In terms of density, again Dasarahalli had the highest, but much higher than the current numbers. What is interesting is that South Zone which showed such low numbers in 2023 ranked second highest in terms of density with close to 650 dogs per sq. km, compared to the current 380.

The difference we see in the four years can be put down to the rate of neutering of dogs. While only 51.16% of the dogs in BBMP area were estimated to be neutered as per the 2019 survey report, the percentage has increased to 71.81% in 2023.

But, while most of the zones in Bengaluru have significantly increased their rates of neutering in the last four years, Mahadevapura’s rate has remained more or less constant at just under 60%. Yelahanka also seems to have dropped the ball in the same period.

The increase in animal birth control measures in most areas seems to have paid significant dividends for the zones.

While South zone has reaped significant rewards reducing their street dog population by a massive 41%, Mahadevapura zone has seen a significant increase of close to 26%. Yelahanka and Bommanahalli have shown marginal increases which need to be controlled with stronger animal birth control measures.

While it is tempting to assume that better neutering can achieve better control of population it does not seem to be the only factor. While RR Nagar and Yelahanka have almost identical rates of neutering, the population of dogs plummeted by 22% in RR Nagar but increased slightly in Yelahanka. Despite 72% of the dogs being neutered in Bommanahalli there was a marginal increase seen there also.

The correlation seems to be more direct in the inner zones – East, West and South – where an increase in neutering seems to have yielded significant decrease in street dog population.

The role of human population

Street dogs depend on human populations for their subsistence, be it through direct feeding or waste generated. Growth in human populations tends to be accompanied by growth in street dogs in most areas.

Over the past decades the population of Bengaluru has grown rapidly. While the last census estimated 8.4 million to be living within BBMP’s area the current estimates vary from 12-15 million. In the absence of a census the closest estimate we have is the voter rolls, which show the growth of the city in the last five years.

Voter data shows that while the population inside the core areas of the city has remained more or less constant, it has been booming in the outer areas, even beyond BBMP boundaries. More and more people are moving into and living outside BBMP boundaries, especially in the Eastern and Southern parts of Bengaluru. The ward-level street dog population map in the survey report of 2023 also shows a much higher presence of dogs in peripheral wards.

As much as neutering and vaccination percentages need to be increased as much as possible, garbage collection is an important issue that needs to be addressed. Even if BBMP gets its collection right within its boundaries and eliminates black spots, the collection in areas outside BBMP, in the surrounding panchayats, is usually not up to the mark and black spots are common in many of these areas.

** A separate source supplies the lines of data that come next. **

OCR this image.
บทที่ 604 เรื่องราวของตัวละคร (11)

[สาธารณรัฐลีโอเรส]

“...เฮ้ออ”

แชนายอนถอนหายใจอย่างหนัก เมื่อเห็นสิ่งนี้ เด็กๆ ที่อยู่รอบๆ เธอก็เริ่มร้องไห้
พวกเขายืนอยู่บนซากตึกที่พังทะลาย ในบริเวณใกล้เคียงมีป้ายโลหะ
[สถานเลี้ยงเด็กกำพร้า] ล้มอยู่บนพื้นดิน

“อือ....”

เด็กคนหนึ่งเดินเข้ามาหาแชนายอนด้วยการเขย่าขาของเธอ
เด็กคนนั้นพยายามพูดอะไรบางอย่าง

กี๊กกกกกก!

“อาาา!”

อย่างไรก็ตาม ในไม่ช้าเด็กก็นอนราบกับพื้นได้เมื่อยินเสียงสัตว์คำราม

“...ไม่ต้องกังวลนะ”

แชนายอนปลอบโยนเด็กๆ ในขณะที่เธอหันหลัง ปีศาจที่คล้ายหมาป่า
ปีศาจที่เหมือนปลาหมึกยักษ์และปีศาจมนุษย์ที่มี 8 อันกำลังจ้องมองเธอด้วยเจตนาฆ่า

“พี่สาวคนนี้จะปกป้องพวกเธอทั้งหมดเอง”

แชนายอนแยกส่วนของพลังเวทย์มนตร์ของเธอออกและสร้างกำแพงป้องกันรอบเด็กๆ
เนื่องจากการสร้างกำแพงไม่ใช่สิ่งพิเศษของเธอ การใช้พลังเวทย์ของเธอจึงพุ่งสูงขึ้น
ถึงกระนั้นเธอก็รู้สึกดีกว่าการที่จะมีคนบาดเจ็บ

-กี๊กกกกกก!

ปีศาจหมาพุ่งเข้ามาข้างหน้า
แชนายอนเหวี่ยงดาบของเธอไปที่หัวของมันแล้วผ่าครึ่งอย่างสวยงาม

Increasing street dog populations in the surrounding panchayats will show up as higher numbers in the peripheral wards – any reduction in numbers due to animal birth control will be offset by booming numbers just outside the ward boundaries. Any long-term plan to control the population of street dogs has to involve the panchayats around BBMP as key stakeholders in both animal birth control and solid waste management. This also means that any survey of number of dogs should also include the surrounding panchayats to get a clearer idea of population trends.